The Chase in Lean -- Crafting a Formal Library for Existential Rule Research

TL;DR

This paper introduces a formal Lean library for existential rules and the chase, aiming to improve correctness verification and unify termination conditions within a proof assistant framework.

Contribution

It presents a formalization of the chase in Lean, unifies various termination conditions, and extends support for constants in rules, enhancing theoretical and practical understanding.

Findings

The chase produces a universal model and can be a core without alternative matches.

Unified multiple chase termination conditions into a single framework.

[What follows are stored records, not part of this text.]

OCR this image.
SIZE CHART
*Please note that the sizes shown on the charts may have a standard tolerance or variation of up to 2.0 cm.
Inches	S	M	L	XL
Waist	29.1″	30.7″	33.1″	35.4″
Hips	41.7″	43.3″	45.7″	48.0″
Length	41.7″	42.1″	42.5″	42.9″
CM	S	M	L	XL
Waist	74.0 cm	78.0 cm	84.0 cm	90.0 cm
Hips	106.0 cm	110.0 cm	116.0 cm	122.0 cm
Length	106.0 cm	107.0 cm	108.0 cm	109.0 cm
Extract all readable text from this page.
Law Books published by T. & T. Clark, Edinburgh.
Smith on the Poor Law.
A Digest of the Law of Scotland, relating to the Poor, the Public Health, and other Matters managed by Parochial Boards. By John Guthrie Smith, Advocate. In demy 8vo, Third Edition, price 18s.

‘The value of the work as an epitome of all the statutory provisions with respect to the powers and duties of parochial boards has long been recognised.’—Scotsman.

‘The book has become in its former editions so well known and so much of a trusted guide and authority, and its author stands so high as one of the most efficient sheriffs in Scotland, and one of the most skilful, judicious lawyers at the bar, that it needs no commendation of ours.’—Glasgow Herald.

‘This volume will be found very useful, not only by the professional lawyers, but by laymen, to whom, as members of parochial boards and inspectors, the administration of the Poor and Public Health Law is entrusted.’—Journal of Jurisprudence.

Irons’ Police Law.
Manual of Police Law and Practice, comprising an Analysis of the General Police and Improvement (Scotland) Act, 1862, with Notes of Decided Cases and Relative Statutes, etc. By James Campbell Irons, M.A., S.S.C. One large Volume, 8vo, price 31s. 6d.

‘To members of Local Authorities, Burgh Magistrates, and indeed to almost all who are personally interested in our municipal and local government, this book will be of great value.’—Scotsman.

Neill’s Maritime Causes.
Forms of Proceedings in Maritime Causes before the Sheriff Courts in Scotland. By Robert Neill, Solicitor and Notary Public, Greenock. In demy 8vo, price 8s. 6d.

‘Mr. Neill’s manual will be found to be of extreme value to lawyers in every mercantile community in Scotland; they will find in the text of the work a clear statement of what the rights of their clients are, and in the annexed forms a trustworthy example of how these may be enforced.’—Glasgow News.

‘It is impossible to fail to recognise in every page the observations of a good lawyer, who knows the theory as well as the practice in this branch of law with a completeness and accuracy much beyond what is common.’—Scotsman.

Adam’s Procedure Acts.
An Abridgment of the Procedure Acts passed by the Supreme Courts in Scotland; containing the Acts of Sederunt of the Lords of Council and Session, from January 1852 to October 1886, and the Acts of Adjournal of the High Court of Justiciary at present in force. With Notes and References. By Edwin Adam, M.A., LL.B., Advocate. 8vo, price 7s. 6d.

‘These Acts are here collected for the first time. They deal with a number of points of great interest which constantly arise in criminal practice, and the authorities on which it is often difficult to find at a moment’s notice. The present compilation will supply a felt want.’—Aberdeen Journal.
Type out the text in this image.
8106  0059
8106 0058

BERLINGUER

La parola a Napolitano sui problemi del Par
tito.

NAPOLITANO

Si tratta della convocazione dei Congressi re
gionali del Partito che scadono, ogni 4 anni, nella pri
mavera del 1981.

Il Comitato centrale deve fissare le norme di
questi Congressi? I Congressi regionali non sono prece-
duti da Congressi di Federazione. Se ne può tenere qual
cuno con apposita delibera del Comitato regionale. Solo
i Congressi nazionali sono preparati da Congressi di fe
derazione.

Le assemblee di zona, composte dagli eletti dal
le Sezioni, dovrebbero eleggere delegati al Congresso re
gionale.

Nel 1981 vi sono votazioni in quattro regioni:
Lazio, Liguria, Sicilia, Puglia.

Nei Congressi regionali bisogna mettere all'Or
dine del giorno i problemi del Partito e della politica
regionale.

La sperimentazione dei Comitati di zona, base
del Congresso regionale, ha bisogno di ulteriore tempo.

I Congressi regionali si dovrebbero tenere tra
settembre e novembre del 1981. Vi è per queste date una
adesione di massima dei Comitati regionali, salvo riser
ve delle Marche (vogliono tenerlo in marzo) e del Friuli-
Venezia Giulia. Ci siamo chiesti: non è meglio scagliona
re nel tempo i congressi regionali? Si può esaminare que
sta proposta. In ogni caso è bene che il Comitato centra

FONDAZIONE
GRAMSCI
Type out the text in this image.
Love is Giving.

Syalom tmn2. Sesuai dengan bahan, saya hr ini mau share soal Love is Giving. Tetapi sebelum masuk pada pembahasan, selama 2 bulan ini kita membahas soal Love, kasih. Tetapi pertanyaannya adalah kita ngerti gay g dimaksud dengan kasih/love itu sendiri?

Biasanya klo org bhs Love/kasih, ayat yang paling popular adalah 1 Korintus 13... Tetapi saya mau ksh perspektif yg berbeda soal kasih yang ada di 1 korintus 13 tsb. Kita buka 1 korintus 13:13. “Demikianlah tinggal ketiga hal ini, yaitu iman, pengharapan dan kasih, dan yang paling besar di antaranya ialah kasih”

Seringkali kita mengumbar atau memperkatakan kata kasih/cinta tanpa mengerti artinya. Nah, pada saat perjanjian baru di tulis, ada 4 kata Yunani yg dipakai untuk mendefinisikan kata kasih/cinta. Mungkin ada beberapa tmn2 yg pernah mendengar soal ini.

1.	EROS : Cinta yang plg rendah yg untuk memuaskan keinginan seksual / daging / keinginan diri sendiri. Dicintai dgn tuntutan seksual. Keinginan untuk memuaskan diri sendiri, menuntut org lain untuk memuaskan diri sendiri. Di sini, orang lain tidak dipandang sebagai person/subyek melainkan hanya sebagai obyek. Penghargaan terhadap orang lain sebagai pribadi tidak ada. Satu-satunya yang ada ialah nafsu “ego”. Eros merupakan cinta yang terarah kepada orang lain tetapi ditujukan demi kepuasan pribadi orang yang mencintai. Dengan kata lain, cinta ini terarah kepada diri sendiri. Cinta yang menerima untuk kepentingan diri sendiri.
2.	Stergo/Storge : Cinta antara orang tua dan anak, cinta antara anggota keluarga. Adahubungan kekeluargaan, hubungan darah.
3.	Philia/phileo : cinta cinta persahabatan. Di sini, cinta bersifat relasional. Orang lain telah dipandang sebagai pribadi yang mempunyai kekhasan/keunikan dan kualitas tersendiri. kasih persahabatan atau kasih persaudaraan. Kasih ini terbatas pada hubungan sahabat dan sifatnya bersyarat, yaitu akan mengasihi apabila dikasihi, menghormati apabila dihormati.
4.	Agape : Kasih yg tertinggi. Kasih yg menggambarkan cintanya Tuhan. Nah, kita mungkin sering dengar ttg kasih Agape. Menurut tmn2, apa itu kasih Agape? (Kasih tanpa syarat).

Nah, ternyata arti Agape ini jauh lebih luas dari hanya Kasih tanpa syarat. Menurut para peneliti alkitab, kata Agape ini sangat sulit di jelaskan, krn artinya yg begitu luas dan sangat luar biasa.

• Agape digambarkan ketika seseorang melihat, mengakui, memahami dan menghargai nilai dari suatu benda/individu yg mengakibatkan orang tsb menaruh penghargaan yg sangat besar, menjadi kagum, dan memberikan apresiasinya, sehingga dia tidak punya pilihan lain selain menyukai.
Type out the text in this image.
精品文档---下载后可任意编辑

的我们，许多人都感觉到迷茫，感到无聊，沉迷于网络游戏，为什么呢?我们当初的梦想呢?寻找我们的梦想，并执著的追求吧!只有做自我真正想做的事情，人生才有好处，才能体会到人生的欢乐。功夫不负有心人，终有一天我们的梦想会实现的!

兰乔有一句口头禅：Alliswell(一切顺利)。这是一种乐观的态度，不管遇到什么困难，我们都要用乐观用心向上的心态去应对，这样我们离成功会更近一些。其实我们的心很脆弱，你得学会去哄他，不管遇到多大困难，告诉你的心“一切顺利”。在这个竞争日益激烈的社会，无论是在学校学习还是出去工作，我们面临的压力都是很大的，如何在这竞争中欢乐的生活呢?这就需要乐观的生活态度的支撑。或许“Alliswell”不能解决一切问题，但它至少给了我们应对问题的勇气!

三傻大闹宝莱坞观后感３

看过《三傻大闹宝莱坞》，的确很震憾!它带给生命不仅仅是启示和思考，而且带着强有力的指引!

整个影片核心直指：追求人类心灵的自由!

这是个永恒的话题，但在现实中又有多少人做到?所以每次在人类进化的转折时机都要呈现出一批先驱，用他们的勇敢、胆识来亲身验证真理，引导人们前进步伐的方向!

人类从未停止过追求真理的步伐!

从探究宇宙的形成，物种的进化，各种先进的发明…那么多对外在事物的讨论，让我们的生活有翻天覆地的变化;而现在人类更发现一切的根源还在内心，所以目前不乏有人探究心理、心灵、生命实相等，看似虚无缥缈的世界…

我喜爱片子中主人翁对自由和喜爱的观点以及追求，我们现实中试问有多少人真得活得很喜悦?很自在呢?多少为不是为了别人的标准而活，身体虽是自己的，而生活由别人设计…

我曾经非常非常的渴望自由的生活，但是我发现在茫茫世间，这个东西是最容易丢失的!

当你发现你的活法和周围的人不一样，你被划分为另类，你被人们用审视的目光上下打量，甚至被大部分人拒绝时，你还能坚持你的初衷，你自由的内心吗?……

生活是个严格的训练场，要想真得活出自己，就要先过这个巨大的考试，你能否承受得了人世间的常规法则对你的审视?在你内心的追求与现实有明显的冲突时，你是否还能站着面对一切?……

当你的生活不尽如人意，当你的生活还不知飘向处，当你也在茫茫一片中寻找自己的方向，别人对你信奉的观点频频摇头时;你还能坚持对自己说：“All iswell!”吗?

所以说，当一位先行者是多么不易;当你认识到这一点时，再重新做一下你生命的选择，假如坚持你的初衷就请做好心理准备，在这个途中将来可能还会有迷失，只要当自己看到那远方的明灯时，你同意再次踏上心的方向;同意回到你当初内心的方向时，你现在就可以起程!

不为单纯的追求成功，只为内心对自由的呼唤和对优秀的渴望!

Extended chase formalization to include constants in rules.

Abstract

The chase is a sound, complete, but possibly non-terminating algorithm for reasoning with existential rules (aka. tuple-generating dependencies), a highly expressive knowledge representation language. Although the procedure appears simple, research on theoretical properties and optimization for practical implementations has grown to a point where verifying correctness and reproducing proofs becomes challenging and intuition can sometimes be misleading. Lean is a purely functional programming language and interactive theorem prover whose community actively develops formal libraries for mathematics (Mathlib) and computer science (CSLib). In this work, we present our own endeavor of crafting a Lean framework around existential rules and the chase. We discuss design decisions concerning the nuances of chase definitions commonly found in the literature and show how these translate into Lean. To illustrate the framework's capabilities using known results, we show that the result of a chase is a universal model and outline the formalization for proving that without so-called "alternative matches" it is even a core. Beyond existing literature, we unify sufficient chase termination conditions in the likeness of Model-Faithful Acyclicity (MFA) into a common framework while also adding support for constants in rules.